The fund’s name references General William Tecumseh Sherman’s Special Field Order 15, issued at the end of the civil war to re-distribute land to the the newly freed enslaved people, providing each family with “40 acres and a mule.” President Lincoln approved Special Field Order 15, but after his assassination his successor Andrew Johnson rescinded it, returning the land to treasonous former enslavers. Black people never received “40 acres and a mule,” or any restitution for their enslavement. The following ten decades of explicitly racist policies prevented Black people from staking a claim in an economically secure future.

“Field Order 15 Fund aims to fulfill this abandoned equity goal and HomeSight is the perfect home for it,” said Okezie, who manages the project. “As a Community Development Financial Institution, we have homeownership counseling, we do mortgage lending, we offer down payment assistance to income-qualified households, and we also build quality, affordable houses. But we are also a CDC – a Community Development Corporation – and our job there is to promote economic growth in the communities we serve. As a CDFI, a CDC, and a member of the BHI, this project pulls all our expertise, goals and imperatives together in a really unique way.”

Purchase Assistance: Halal Loans, VISTA Loans, and Sam Smith “Hi Neighbor” Fund Offer an Opportunity to Build Generational Wealth

HomeSight’s purchase assistance programs are designed to reach out to communities that were impacted by racism and unfair housing practices. HomeSight can offer first-time homebuyers a VISTA loan, which doesn’t require the borrower to have a social security number. HomeSight’s Halal loan is compliant with Sharia law, for Muslim homebuyers.

HomeSight recently partnered with Windermere Real Estate to create the Sam Smith “Hi Neighbor” Homeownership Fund, a loan product to increase purchasing power and bridge the affordability gap facing Black homebuyers earning between 80-120 percent of Washington state’s median income.
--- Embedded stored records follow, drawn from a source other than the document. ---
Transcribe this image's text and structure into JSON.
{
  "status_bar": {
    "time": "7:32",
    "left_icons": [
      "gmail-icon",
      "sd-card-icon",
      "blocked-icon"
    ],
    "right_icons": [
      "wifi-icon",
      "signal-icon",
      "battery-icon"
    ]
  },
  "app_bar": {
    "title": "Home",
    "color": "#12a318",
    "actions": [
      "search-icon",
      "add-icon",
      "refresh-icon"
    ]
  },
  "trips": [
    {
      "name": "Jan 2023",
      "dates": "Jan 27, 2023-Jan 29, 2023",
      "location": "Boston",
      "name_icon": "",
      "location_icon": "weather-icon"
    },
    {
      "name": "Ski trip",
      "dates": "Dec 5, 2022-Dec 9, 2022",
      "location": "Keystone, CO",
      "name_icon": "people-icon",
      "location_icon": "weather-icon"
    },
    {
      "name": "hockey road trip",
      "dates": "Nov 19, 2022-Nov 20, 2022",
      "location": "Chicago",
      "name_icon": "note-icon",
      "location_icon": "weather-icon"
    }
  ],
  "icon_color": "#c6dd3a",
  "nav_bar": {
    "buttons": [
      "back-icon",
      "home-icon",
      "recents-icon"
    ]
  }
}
The fund allows eligible recipients to borrow up to $20,000 to layer into a mortgage loan to use toward their home’s purchase cost.
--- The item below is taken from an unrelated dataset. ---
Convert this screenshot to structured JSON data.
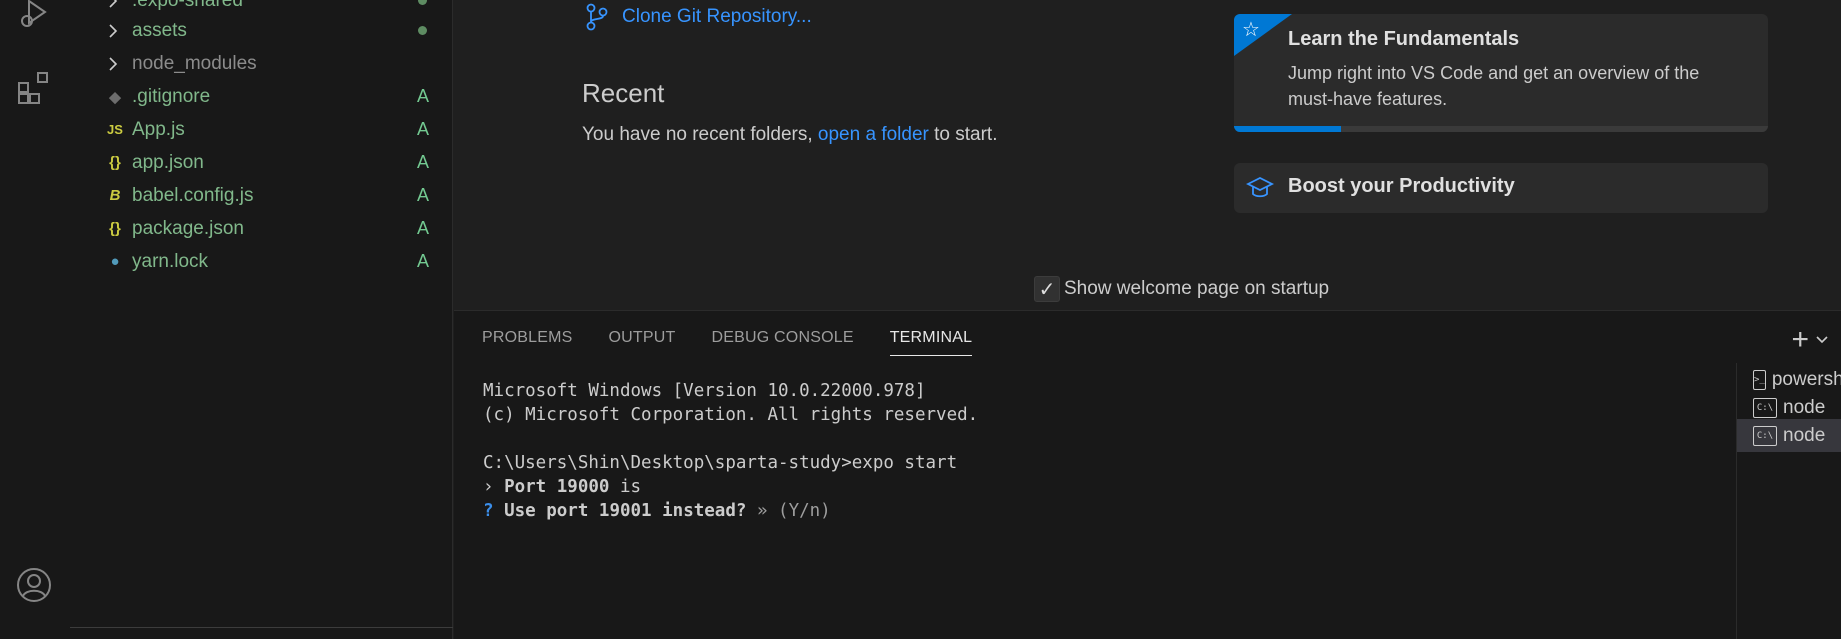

This initiative was inspired by legendary Washington state legislator and Seattle City Council President Sam Smith, whose perseverance in passing the state’s version of the Fair Housing Act – the Open Housing Law – in 1967 resulted in a major, hard-won civil rights victory. The fund’s name also gives a nod to Smith’s congenial personality.

“The foundation for generational wealth building in American is rooted in home ownership, and the Fair Housing Act’s passage opened a pathway out of poverty for many Americans,” said Smith. “Fair Housing Month allows us to reflect on how far we’ve come and reminds us how much work remains. The work of HomeSight and its community partners is so important right now because that pathway to prosperity can be long and difficult to navigate. Our job is to light the way.”